Des frappes israéliennes ont touché le cœur de Beyrouth dans la nuit du mardi au mercredi 18 mars, faisant au moins six morts et plusieurs dizaines de blessés. L’armée israélienne a également intensifié ses opérations dans le sud du Liban, notamment à Tyr, provoquant des mouvements de panique parmi la population. Une nouvelle escalade dans un conflit déjà explosif avec le Hezbollah.
La capitale libanaise replonge dans la violence. Dans la nuit de mardi à mercredi, des frappes menées par l’armée israélienne ont visé plusieurs quartiers du centre de Beyrouth, causant au moins six morts et 24 blessés selon un bilan provisoire du ministère libanais de la Santé.
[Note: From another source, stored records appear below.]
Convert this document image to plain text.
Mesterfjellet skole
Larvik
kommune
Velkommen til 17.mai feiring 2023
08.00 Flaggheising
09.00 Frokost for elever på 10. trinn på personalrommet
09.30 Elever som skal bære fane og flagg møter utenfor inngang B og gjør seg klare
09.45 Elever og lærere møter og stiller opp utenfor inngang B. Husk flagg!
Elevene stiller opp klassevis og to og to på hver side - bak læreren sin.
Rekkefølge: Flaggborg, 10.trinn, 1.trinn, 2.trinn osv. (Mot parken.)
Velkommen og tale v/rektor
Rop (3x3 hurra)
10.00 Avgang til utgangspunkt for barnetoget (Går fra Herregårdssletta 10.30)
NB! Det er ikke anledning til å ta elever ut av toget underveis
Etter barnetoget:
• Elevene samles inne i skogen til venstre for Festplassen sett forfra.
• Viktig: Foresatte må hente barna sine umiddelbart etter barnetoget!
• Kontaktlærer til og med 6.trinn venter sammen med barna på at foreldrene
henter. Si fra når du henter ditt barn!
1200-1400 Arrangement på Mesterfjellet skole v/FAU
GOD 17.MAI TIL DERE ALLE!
Selon des sources locales, une première frappe a touché un appartement dans le quartier de Zoukak el-Blat, sans avertissement préalable. Cette zone avait déjà été visée récemment, notamment en raison de la présence d’infrastructures liées à Al-Qard Al-Hassan, une organisation financière associée au Hezbollah. Une seconde explosion a été signalée dans le quartier de Basta, une zone densément peuplée déjà touchée lors du conflit de 2024.
Des journalistes présents sur place ont rapporté plusieurs détonations successives, tandis que des images diffusées montrent des immeubles endommagés et d’importants panaches de fumée s’élevant au-dessus de la ville. Dans le quartier de Bachoura, également visé par un ordre d’évacuation, d’autres frappes ont été entendues dans la nuit.
Les autorités libanaises évoquent des scènes particulièrement difficiles, avec des « restes humains » retrouvés dans les décombres, nécessitant des analyses ADN pour identification.
Parallèlement à ces frappes dans la capitale, l’armée israélienne a annoncé avoir lancé des opérations dans le sud du pays, notamment dans la région de Tyr. Ces bombardements sont présentés comme une riposte à des tirs de roquettes attribués au Hezbollah en direction du territoire israélien.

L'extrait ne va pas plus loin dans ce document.